As readers attempting the first qualifying grid in this year's Times crossword competition already know, a crossword clue is a lexical sleight of hand. As with a magician, the setter seeks to misdirect you. He will indicate that the answer includes a flower, hoping to steer you towards the word rose or bloom, when the flower you need is Severn or Seine. A “number” could be a million or morphine. He will toss you an anagram, but disguise his instruction with phrases such as “turns out” or “muddles”. He will sneak in homophones: week and weak; night for knight.
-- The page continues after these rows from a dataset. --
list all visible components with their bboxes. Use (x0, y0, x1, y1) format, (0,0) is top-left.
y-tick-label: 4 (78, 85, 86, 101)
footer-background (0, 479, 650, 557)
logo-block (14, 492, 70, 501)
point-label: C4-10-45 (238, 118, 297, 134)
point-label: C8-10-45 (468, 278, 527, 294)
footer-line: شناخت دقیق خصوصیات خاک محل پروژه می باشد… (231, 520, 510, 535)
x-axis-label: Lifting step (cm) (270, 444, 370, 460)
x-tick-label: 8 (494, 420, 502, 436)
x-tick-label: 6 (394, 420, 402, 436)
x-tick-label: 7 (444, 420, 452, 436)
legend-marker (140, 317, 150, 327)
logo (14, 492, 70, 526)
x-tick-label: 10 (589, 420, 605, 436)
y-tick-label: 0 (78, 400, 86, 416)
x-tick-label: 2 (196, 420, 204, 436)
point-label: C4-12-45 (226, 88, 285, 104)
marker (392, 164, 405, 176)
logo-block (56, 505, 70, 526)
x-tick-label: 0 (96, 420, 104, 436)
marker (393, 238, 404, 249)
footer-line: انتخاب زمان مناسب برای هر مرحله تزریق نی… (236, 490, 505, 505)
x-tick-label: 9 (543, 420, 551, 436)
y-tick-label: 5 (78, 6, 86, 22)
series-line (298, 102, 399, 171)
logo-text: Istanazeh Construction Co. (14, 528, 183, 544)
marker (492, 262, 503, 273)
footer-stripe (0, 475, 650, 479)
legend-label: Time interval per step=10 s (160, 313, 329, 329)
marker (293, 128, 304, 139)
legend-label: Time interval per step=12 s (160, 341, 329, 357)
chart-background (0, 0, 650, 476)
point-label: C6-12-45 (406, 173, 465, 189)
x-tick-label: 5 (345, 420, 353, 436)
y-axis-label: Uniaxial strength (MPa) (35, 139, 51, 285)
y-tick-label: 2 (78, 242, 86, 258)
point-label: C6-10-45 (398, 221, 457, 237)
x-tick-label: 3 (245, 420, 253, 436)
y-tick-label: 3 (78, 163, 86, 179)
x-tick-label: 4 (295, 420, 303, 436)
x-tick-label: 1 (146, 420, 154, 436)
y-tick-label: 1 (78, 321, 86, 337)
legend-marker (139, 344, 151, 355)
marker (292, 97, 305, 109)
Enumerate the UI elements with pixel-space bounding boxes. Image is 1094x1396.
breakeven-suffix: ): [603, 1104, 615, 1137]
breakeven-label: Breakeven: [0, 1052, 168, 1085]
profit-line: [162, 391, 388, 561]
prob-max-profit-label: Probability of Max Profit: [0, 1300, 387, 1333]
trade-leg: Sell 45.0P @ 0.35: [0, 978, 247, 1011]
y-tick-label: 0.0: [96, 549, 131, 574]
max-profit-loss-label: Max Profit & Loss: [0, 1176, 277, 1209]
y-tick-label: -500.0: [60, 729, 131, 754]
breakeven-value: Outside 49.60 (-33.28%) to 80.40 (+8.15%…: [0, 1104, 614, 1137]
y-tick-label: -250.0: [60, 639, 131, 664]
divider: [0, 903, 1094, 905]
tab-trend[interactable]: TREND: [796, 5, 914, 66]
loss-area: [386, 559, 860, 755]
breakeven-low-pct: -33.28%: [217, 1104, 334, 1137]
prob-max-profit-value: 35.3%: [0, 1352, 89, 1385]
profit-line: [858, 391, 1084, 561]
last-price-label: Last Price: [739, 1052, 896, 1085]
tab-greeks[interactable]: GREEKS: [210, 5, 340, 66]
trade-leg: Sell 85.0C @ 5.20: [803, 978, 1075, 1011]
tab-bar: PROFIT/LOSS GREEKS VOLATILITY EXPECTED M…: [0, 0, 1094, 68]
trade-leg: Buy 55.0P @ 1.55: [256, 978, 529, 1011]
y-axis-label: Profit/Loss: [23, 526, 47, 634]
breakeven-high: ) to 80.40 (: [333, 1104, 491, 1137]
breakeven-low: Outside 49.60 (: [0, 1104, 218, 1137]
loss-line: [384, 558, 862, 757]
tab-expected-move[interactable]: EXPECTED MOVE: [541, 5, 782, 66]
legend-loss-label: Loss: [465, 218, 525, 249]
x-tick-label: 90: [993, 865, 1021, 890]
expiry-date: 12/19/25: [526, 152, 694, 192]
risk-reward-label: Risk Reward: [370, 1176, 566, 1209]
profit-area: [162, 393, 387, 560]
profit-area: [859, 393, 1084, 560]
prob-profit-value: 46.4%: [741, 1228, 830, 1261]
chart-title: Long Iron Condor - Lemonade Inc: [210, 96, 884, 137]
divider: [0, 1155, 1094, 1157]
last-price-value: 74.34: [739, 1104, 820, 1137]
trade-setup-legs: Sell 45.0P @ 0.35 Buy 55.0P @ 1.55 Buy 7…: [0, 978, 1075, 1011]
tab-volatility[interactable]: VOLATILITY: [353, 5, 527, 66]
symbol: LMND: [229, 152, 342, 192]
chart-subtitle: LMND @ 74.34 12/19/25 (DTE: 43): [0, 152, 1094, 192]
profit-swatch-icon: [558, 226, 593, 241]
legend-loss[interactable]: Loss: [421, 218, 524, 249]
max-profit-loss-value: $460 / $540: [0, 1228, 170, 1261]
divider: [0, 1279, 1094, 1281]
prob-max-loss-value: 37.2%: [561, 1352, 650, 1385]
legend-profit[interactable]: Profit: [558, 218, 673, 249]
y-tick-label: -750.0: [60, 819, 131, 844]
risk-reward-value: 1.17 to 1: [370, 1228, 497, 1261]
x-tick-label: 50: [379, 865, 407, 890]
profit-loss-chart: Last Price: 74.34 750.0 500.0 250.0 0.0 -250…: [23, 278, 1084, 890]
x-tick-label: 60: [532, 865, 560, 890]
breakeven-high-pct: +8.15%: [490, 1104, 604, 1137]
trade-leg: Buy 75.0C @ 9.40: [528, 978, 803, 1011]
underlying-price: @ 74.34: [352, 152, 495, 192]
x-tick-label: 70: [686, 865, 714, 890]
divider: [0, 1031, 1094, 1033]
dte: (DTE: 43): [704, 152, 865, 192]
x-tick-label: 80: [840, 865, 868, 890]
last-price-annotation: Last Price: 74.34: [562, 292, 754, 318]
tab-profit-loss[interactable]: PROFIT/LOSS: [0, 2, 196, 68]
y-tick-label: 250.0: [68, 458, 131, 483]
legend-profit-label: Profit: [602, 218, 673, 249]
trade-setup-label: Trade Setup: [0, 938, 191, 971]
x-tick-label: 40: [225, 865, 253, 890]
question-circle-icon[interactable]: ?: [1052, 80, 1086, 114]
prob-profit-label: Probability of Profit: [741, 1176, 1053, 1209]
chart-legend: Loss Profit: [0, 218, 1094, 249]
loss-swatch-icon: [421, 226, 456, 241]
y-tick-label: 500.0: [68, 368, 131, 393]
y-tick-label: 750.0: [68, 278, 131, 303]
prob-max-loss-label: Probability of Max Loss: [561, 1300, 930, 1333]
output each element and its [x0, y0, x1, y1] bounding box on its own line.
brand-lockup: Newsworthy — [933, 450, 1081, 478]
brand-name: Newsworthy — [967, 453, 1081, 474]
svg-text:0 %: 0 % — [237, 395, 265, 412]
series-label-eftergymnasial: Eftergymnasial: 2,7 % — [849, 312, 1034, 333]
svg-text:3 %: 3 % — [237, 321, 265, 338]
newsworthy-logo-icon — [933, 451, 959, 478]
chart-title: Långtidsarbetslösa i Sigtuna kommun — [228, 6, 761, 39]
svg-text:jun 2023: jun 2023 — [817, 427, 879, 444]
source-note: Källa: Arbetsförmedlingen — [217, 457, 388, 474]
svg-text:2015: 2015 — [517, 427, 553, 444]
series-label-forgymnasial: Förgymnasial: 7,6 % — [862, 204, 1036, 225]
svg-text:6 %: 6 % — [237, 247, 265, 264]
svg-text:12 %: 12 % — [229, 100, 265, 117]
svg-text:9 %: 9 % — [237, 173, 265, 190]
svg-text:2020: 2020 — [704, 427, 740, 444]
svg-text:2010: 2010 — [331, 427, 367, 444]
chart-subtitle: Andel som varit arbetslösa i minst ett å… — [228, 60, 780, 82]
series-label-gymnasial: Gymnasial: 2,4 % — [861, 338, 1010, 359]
To add spice, all setters have their own clue-making style. Like bowlers in cricket, they're all aiming for your wicket, but they propel the ball towards your stumps in slightly different ways.
If the frustration of that final uncracked clue leaves you weeping, you won't be the first to suffer. Acrostics feature in mosaics in Roman villas. The modern crossword, brought to Britain from America, was dismissed by this newspaper as a craze “making devastating inroads on the waking hours of every rank of society” until, in 1930, we began publishing our own. It proved a hit.